Abstract : Pétronille BOUDJEKA, Juriste d’entreprise (Cameroun)
*Extrait du code civil français ancien (applicable au Tchad)
Article 1147
Le débiteur est condamné, s'il y a lieu, au payement de dommages et intérêts, soit à raison de l'inexécution de l'obligation, soit à raison du retard dans l'exécution, toutes les fois qu'il ne justifie pas que l'inexécution provient d'une cause étrangère qui ne peut lui être imputée, encore qu'il n'y ait aucune mauvaise foi de sa part.
Observations
Dans l’exercice de sa profession, le banquier est tenu par des obligations spécifiques dont le non-respect entraine sa responsabilité ; c’est ainsi qu’entre autres, la jurisprudence impose au banquier un devoir général de vigilance ou de prudence.
En effet, le banquier doit se montrer vigilant en présence de certaines opérations présentant une anomalie apparente ou réclamant une surveillance renforcée. Celui-ci pourrait engager sa responsabilité à l’égard de son client comme à l’égard des tiers pour ne pas s’être opposé à de telles opérations. L’anomalie peut être matérielle ou intellectuelle. L’anomalie est matérielle lorsqu’elle affecte par exemple la régularité même du titre de paiement et qu’elle peut être révélée par un simple examen du titre. C’est le cas d’un chèque falsifié (Cass.com. 7 juillet 2009, JCP éd. E. et aff. 2009, P.17, n° 2021, note J. Lasserre-Capdeville). L’anomalie est dite intellectuelle lorsqu’elle résulte du contexte dans lequel l’opération a été effectuée.
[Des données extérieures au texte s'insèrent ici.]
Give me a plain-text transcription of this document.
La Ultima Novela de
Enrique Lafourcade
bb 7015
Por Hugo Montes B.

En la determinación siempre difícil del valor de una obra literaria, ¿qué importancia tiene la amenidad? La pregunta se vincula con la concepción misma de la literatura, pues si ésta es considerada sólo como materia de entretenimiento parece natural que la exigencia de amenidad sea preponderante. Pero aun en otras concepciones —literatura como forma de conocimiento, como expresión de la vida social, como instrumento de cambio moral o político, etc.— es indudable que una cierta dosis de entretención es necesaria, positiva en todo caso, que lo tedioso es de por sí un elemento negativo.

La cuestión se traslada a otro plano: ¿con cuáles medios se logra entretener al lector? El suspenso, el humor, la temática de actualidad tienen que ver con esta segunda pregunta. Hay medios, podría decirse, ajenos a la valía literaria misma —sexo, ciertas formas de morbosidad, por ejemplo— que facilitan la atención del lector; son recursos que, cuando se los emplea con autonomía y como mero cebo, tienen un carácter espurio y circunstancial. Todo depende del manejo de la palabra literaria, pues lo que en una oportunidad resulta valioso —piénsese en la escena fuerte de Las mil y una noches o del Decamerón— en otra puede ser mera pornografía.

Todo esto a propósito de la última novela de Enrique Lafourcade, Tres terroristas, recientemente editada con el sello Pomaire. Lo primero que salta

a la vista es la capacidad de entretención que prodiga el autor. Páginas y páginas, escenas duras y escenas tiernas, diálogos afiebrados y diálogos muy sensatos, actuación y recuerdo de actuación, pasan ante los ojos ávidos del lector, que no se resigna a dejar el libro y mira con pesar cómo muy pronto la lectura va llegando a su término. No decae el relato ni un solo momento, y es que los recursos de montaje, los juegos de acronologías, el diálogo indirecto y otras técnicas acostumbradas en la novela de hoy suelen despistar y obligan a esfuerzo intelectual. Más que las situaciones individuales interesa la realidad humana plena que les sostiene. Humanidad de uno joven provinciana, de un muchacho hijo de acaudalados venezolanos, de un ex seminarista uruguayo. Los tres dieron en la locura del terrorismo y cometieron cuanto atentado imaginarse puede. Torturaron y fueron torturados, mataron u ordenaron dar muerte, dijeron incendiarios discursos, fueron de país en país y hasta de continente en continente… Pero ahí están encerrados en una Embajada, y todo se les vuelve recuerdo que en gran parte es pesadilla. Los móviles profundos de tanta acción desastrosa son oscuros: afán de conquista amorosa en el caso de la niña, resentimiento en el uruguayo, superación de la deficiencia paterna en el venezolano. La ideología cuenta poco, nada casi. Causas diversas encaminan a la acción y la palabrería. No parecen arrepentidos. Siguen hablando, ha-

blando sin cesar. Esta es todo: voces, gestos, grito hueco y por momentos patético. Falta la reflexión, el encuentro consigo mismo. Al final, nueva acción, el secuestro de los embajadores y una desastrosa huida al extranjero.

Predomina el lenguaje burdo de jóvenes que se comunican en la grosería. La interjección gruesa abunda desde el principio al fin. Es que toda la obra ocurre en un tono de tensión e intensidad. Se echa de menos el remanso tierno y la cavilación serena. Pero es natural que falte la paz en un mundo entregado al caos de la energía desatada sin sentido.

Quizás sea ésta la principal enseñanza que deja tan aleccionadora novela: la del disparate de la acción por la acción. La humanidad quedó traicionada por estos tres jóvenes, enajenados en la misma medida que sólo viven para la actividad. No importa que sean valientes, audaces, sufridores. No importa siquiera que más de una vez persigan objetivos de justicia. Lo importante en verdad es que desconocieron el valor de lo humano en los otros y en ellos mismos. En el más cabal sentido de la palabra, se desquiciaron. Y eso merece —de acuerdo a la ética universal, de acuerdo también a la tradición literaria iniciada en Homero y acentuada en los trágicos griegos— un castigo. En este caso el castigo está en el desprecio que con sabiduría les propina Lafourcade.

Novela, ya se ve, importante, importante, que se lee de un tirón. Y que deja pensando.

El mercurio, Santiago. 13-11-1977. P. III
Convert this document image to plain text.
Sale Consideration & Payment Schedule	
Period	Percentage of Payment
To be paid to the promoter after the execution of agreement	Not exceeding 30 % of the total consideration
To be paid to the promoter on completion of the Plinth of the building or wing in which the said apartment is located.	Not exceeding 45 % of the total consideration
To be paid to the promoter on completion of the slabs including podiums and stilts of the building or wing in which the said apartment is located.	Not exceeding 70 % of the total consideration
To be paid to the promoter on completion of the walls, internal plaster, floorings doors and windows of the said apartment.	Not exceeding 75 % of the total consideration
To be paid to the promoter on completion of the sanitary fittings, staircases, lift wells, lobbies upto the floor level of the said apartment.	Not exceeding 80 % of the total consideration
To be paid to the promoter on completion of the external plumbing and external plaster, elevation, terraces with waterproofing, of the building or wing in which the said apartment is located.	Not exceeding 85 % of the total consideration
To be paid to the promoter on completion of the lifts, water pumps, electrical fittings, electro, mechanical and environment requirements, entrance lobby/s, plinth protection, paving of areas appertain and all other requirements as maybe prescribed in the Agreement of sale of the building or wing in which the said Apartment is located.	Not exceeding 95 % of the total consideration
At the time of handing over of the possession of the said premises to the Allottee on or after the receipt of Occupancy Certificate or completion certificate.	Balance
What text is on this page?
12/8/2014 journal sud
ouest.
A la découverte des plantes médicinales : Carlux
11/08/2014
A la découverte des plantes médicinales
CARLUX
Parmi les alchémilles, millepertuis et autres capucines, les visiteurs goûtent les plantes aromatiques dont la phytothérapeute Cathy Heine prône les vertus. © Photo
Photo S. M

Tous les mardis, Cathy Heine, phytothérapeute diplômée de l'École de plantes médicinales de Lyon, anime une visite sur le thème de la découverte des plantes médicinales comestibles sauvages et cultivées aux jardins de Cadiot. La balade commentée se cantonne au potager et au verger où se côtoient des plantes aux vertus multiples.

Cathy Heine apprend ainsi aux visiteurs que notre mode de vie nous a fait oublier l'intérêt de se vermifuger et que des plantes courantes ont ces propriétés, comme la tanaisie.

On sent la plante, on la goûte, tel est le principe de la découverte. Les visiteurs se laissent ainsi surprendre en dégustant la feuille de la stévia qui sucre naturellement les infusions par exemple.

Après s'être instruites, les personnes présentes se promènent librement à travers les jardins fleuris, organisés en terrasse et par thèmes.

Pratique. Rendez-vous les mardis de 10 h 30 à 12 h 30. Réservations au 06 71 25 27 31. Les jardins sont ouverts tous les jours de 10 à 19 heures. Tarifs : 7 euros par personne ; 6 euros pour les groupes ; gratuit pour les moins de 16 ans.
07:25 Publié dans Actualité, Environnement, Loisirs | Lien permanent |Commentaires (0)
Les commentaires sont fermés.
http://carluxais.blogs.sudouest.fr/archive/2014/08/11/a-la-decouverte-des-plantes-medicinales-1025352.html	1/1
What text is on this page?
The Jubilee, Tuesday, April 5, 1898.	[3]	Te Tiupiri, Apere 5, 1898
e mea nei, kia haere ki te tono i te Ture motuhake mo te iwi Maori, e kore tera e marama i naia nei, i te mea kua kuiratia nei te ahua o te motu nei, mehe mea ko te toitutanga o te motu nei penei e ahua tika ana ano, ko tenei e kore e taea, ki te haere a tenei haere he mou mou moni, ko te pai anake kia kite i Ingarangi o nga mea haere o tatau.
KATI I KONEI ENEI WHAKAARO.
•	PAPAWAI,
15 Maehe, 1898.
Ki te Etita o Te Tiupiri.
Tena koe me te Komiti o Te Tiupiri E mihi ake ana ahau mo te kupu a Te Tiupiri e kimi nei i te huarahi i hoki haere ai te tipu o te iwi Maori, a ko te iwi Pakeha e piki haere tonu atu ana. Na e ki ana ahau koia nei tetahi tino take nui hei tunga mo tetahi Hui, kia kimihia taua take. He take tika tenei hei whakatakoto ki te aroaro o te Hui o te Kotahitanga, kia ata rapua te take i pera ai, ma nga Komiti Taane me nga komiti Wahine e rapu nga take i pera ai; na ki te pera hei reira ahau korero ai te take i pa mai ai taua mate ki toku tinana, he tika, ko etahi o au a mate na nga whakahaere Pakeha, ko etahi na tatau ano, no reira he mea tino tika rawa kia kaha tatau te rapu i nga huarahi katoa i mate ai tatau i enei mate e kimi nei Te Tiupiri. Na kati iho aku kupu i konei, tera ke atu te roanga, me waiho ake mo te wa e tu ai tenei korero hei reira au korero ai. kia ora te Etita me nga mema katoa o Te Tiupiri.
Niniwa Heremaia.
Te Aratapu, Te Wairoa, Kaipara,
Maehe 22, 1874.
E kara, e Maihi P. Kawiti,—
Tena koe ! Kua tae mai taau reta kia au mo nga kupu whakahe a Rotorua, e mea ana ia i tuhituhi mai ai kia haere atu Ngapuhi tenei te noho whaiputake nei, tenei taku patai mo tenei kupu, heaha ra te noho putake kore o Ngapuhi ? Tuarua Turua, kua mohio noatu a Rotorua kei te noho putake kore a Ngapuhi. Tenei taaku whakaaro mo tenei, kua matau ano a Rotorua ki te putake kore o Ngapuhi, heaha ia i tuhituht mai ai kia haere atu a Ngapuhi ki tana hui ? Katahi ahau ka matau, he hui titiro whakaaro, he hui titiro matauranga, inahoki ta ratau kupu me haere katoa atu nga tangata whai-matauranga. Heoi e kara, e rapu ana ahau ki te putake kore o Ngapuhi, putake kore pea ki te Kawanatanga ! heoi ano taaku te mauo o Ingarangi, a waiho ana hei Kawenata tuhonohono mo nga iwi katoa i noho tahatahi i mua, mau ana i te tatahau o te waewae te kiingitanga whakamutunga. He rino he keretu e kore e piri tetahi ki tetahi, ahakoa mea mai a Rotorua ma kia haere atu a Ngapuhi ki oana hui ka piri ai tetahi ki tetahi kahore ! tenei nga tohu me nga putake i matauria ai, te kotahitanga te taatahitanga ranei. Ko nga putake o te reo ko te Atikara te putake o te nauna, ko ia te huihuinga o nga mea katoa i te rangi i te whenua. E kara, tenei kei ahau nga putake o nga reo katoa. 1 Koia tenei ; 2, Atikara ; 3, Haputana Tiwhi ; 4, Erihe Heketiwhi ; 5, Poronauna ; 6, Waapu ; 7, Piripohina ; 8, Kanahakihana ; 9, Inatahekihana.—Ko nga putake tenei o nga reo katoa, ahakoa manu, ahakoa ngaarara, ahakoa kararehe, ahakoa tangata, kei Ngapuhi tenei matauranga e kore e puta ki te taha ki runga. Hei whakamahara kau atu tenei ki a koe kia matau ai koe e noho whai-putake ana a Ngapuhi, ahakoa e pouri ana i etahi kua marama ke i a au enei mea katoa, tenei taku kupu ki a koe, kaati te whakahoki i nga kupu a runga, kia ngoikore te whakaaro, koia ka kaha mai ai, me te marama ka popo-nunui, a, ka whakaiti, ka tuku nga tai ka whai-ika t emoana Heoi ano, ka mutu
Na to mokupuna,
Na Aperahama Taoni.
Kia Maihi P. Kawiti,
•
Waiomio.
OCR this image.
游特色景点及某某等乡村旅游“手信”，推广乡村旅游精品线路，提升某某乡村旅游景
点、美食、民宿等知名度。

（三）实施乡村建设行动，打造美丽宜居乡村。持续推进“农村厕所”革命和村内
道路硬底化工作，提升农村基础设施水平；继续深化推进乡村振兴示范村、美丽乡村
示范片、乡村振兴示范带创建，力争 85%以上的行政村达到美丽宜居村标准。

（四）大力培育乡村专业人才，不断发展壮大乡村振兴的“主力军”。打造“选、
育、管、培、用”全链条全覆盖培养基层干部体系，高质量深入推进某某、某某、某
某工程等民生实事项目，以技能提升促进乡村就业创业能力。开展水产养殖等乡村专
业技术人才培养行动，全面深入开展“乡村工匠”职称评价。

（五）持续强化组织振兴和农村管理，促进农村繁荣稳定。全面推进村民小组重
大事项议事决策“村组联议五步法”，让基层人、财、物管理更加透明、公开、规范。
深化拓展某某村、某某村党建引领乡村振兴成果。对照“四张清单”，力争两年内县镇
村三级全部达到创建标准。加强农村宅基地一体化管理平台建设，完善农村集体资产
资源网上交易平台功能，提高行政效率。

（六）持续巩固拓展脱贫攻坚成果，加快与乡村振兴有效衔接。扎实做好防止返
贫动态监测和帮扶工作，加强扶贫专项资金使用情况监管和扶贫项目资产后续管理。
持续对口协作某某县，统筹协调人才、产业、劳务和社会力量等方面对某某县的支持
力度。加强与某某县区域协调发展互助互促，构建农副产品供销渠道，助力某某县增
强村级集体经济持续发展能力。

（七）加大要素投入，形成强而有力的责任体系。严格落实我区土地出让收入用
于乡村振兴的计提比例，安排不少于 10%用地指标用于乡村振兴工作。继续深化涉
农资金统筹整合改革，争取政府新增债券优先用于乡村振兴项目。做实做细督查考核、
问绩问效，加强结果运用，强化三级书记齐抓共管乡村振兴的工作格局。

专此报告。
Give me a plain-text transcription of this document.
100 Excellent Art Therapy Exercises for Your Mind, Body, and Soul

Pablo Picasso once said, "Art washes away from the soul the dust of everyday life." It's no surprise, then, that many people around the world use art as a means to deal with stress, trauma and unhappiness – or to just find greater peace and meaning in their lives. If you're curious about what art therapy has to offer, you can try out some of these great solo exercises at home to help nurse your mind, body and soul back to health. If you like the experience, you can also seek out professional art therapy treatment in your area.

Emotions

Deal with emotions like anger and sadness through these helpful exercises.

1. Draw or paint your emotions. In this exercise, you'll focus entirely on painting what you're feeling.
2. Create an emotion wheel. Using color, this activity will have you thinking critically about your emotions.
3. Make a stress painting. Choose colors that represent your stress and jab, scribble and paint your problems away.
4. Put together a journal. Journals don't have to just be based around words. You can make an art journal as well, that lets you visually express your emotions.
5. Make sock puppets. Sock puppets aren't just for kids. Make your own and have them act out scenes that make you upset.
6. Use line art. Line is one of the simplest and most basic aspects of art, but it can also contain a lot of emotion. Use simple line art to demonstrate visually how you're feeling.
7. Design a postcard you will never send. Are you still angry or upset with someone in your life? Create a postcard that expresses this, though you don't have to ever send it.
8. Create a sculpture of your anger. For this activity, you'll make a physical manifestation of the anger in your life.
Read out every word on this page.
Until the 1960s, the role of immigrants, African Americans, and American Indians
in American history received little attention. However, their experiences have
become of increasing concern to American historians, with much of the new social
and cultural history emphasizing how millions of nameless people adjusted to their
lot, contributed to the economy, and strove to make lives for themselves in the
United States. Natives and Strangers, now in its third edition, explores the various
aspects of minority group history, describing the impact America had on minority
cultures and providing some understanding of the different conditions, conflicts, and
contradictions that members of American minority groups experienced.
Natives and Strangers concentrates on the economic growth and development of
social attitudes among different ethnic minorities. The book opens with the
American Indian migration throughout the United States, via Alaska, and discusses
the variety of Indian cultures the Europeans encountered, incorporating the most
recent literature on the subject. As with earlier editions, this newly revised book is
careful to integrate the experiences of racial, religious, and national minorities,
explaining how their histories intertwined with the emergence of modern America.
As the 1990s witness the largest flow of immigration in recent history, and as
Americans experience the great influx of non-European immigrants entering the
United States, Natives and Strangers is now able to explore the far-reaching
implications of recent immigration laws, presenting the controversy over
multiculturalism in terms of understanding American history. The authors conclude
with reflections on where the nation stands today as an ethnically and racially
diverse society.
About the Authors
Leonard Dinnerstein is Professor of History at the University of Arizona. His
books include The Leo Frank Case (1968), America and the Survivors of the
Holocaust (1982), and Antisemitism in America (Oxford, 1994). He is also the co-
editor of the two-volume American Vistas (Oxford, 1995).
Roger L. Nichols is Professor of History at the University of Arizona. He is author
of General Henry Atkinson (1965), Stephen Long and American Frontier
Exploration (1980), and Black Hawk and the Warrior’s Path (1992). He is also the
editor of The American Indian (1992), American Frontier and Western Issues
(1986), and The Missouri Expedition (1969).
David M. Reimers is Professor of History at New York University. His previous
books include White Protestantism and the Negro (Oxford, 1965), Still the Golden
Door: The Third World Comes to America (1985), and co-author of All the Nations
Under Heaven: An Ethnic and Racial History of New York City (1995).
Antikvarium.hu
C’est le cas par exemple lorsque des mouvements anormaux sur le compte ont permis des détournements par un dirigeant (Cass.com. 11 mai 2010, BRDA 2010, n°10, P.10) ou d’un père qui faisait régulièrement des retraits sur les comptes de livret A de ses enfants mineurs. (CA Rennes 10 février 2016, JCP E N°11,17 mars 2016, act.226)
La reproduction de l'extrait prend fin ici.